せぐの人体実験

メンタル不安定ながらも、不安定な物事が嫌いではない人間のブログ。

岡村隆史のANN

 

いろんな(深夜)ラジオを、タイムラグはあるものの、聴きながら作業したり、眠る前聴きながら発言について笑ったり考えたりしている。

 

若手の人は持てる時間内で「色」を出そうとするから、なんかだめだ。そういうのを超えちゃった、いつ番組編成でなくなるか?、の心配のないものを聴くのが好きだ。

 

そうなると、伊集院光岡村隆史おぎやはぎ髭男爵あたりが、のほんとして聞いていられるし、ふとした含蓄のある言葉から、ある種刺激も受ける。

 

その中で岡村隆史は、2010年に心身のバランスを崩してあわや引退とまで言われた人だ。

 

その休む前の痛々しい力の入らない感じ、復帰後の、アクセル吹かせすぎるなよ、といいたくなる勢い、あれを聞いていたから、その後同じような病気を患った者として、彼の観測はやめられない。

 

ソロで続けると聞いた時は震えたものだ。でも、のびのびとやっていて、感心する。

 

岡村隆史は、とてもきっちりして神経質な人だ。性欲についても自虐で異常性欲者というが、彼がそうなったには理由があるから、仕方ない。

 

そういう業界に飲み込まれずやってきたからこそ、2010年の破綻があったのかもしれない。しばしば五反田通いを揶揄し、揶揄されるが、そこへ通うことはまったくもって健全であり、彼の自由だと思う。

 

ゲスト・バカリズムとの対談でもあったが、彼らなりにリスペクトと対価を払っての性的サービス行為なのだ。ひた隠して行くよりマシだろう。

 

ただ、あれを前面に押し出す限り、それをまるっと許容する結婚の候補者(奥さん)はなかなか出てこないだろうと思う。ものすごい世間知らずの、芸人などテレビで見たことないくらいのホントのお嬢様くらいかな。バカリズムもしかり。彼らの生活からしたら女性との付き合いは、お笑いの質を下げかねない障害物かもしれない。とお笑い好きの自分は思う。

 

バカリズムおかゆ太郎のように世話係がいればいい。岡村隆史も片言外国人のルームメイドを雇っている、それで正解だと思う。

 

彼のフリートークのスタンスは、嫌なものは嫌、というごく当たり前ながら、吉本の中でああいうことを言える位置は稀だと思う。会社の批判はしっかりするし、「芸人酷使して、どうかしてはるわ」と言い切る。

 

そして、病後から増えたらしい大阪での仕事でかなり心身が安定しているな、と思える。
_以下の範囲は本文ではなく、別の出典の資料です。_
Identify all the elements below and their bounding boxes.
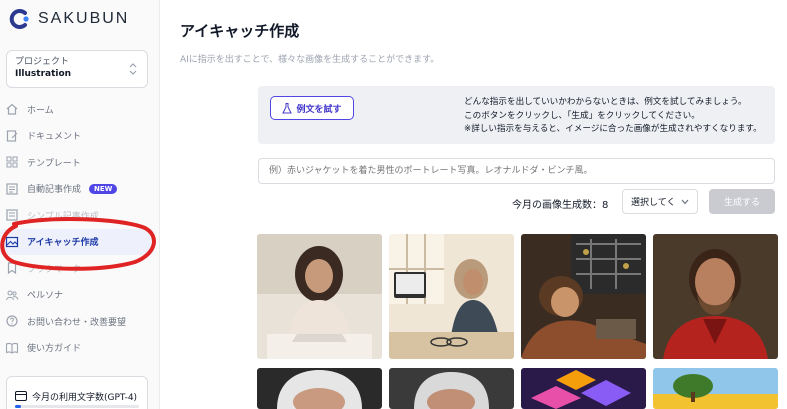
style-select-value: 選択してく [631,198,676,208]
generated-image[interactable] [521,234,646,359]
sidebar-item-label: ペルソナ [27,291,64,302]
help-icon [6,315,18,327]
chevron-down-icon [681,199,689,205]
man-portrait-image [389,368,514,409]
try-example-label: 例文を試す [296,104,342,115]
sidebar-item-auto-article[interactable]: 自動記事作成 NEW [0,176,160,203]
project-label: プロジェクト [15,57,70,67]
main-content: アイキャッチ作成 AIに指示を出すことで、様々な画像を生成することができます。 … [160,0,787,409]
try-example-button[interactable]: 例文を試す [270,96,354,120]
sidebar-item-label: ドキュメント [27,132,82,143]
woman-typing-image [257,234,382,359]
logo[interactable]: SAKUBUN [8,8,129,30]
sidebar-item-label: シンプル記事作成 [27,211,99,222]
usage-card[interactable]: 今月の利用文字数(GPT-4) [6,376,148,409]
sidebar: SAKUBUN プロジェクト Illustration ホーム ドキュメント テ… [0,0,160,409]
generated-image[interactable] [521,368,646,409]
sidebar-item-label: アイキャッチ作成 [27,238,99,249]
sidebar-item-label: 自動記事作成 [27,185,82,196]
sidebar-item-home[interactable]: ホーム [0,96,160,123]
new-badge: NEW [89,183,118,194]
credit-card-icon [15,391,27,401]
bookmark-icon [7,262,17,275]
sidebar-item-label: テンプレート [27,158,81,169]
monthly-image-count: 今月の画像生成数：8 [512,200,609,211]
usage-progress [15,405,139,408]
landscape-tree-image [653,368,778,409]
generate-button[interactable]: 生成する [709,189,775,214]
generated-image[interactable] [389,234,514,359]
sidebar-item-templates[interactable]: テンプレート [0,149,160,176]
sidebar-item-eyecatch[interactable]: アイキャッチ作成 [0,228,154,255]
home-icon [6,103,18,115]
sidebar-item-contact[interactable]: お問い合わせ・改善要望 [0,308,160,335]
renaissance-man-image [653,234,778,359]
elderly-man-portrait-image [257,368,382,409]
brand-name: SAKUBUN [38,10,130,27]
prompt-input[interactable] [258,158,775,184]
isometric-blocks-image [521,368,646,409]
sidebar-item-persona[interactable]: ペルソナ [0,282,160,309]
sidebar-item-simple-article[interactable]: シンプル記事作成 [0,202,160,229]
simple-article-icon [6,209,18,221]
project-value: Illustration [15,69,72,79]
image-icon [5,236,19,247]
template-icon [6,156,18,168]
hint-line-1: どんな指示を出していいかわからないときは、例文を試してみましょう。 [464,97,747,107]
page-subtitle: AIに指示を出すことで、様々な画像を生成することができます。 [180,55,440,65]
hint-line-2: このボタンをクリックし、「生成」をクリックしてください。 [464,110,700,121]
generated-image[interactable] [653,234,778,359]
boy-computer-parts-image [521,234,646,359]
page-title: アイキャッチ作成 [180,22,300,40]
auto-article-icon [6,183,18,195]
generated-image[interactable] [257,368,382,409]
generated-image[interactable] [389,368,514,409]
generated-image[interactable] [653,368,778,409]
sidebar-item-label: 使い方ガイド [27,344,82,355]
sidebar-item-label: ホーム [27,105,54,116]
sidebar-item-bookmarks[interactable]: ブックマーク [0,255,160,282]
document-icon [6,130,18,142]
guide-icon [5,342,19,354]
generated-image[interactable] [257,234,382,359]
sidebar-item-label: ブックマーク [27,264,82,275]
usage-label: 今月の利用文字数(GPT-4) [32,392,138,403]
chevron-updown-icon [129,63,137,75]
flask-icon [282,102,293,113]
sidebar-item-guide[interactable]: 使い方ガイド [0,335,160,362]
hint-line-3: ※詳しい指示を与えると、イメージに合った画像が生成されやすくなります。 [464,124,762,134]
persona-icon [6,290,19,300]
logo-icon [9,9,29,29]
style-select[interactable]: 選択してく [622,189,698,214]
sidebar-item-label: お問い合わせ・改善要望 [27,317,127,328]
sidebar-item-documents[interactable]: ドキュメント [0,123,160,150]
sidebar-nav: ホーム ドキュメント テンプレート 自動記事作成 NEW シンプル記事作成 アイ… [0,96,160,361]
project-selector[interactable]: プロジェクト Illustration [6,50,148,88]
woman-desk-image [389,234,514,359]
hint-panel: 例文を試す どんな指示を出していいかわからないときは、例文を試してみましょう。 … [258,86,775,144]
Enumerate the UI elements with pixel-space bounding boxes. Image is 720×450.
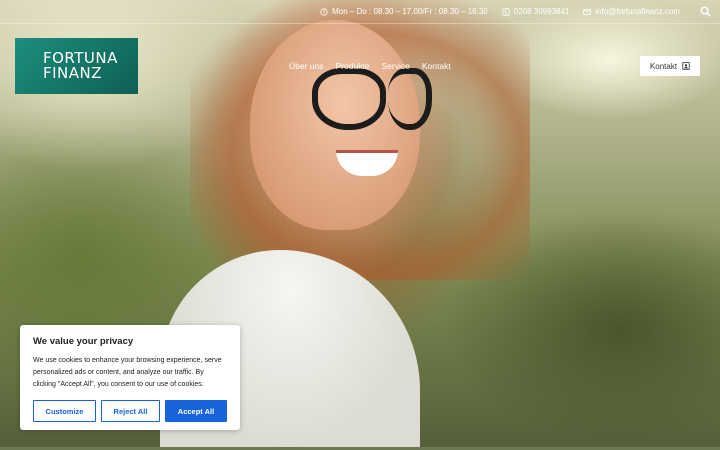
opening-hours-text: Mon – Do : 08.30 – 17.00/Fr : 08.30 – 16…	[332, 7, 488, 16]
clock-icon	[320, 7, 328, 16]
top-info-bar: Mon – Do : 08.30 – 17.00/Fr : 08.30 – 16…	[0, 0, 720, 24]
main-nav: Über uns Produkte Service Kontakt	[289, 61, 463, 71]
email-link[interactable]: info@fortunafinanz.com	[583, 7, 680, 16]
nav-item-service[interactable]: Service	[382, 61, 410, 71]
phone-text: 0208 30993841	[513, 7, 570, 16]
phone-icon	[502, 7, 510, 16]
hero-glasses-right	[388, 68, 432, 130]
logo-line-2: FINANZ	[43, 64, 103, 82]
cookie-buttons: Customize Reject All Accept All	[33, 400, 227, 422]
cookie-text: We use cookies to enhance your browsing …	[33, 357, 222, 388]
search-icon	[700, 6, 711, 17]
hero-glasses-left	[312, 68, 386, 130]
site-logo[interactable]: FORTUNA FINANZ	[15, 38, 138, 94]
nav-item-produkte[interactable]: Produkte	[336, 61, 370, 71]
email-text: info@fortunafinanz.com	[595, 7, 680, 16]
cookie-consent-banner: We value your privacy We use cookies to …	[20, 325, 240, 430]
nav-item-ueber-uns[interactable]: Über uns	[289, 61, 324, 71]
kontakt-button-label: Kontakt	[649, 61, 678, 71]
nav-item-kontakt[interactable]: Kontakt	[422, 61, 451, 71]
contact-card-icon	[682, 62, 690, 70]
customize-button[interactable]: Customize	[33, 400, 96, 422]
accept-all-button[interactable]: Accept All	[165, 400, 227, 422]
mail-icon	[583, 8, 592, 15]
reject-all-button[interactable]: Reject All	[101, 400, 160, 422]
search-button[interactable]	[694, 0, 716, 24]
kontakt-button[interactable]: Kontakt	[640, 56, 700, 76]
phone-link[interactable]: 0208 30993841	[502, 7, 570, 16]
opening-hours: Mon – Do : 08.30 – 17.00/Fr : 08.30 – 16…	[320, 7, 488, 16]
cookie-title: We value your privacy	[33, 336, 134, 347]
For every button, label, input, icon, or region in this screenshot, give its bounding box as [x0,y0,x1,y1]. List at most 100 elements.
大阪の先輩らの話をする時の岡村隆史は東京での孤独な一人暮らしと仕事場の行き来の話よりずっと生き生きとしている。

 

かといって東京の話がつまらないわけではない。

 

放送帰り、コンビニで豆腐二丁を買って帰るだけのことをあれだけ面白く話せる人はいない。

 

出待ちのファンから重い紙袋に入った「お気持ち」がでかいカボチャ二個だったことをあんなに嫌味なく話せる人はいない。

 

持ちネタがないとか、コンビでネタをしないとか、そういうレベルではなく、彼の生活とその彼の観察眼とトークスキルがすでに十分秀でて面白いのだ。

 

マンションの備え付けの外国製洗濯機が壊れた時の応対のグダグダな話など、普通の人にとっても、あるあるあるある!だ。

 

ラジオでの話を聞いていて、岡村隆史は、宮藤官九郎と似ている。「性別を超えてる(モテたいと言いつつも、実際自分を異性にカッコ良く見せようとしていない)感じ」が似てる。

 

ありのまま思ったことを話すから、なんかワカルワカル、となる。どんな話を聞いても、カッコ悪いと思わない。正直だから。いくらでもコーヒー飲みながら聞けるわ、と思う。もし近所のおばさんだったとしても。性別を感じさせない人が、私的にはツボかもしれない。

 

これからも、岡村隆史には、身体に気をつけて放送を続けて貰いたい。器用な人で根を詰めるから、なおさらそう思う。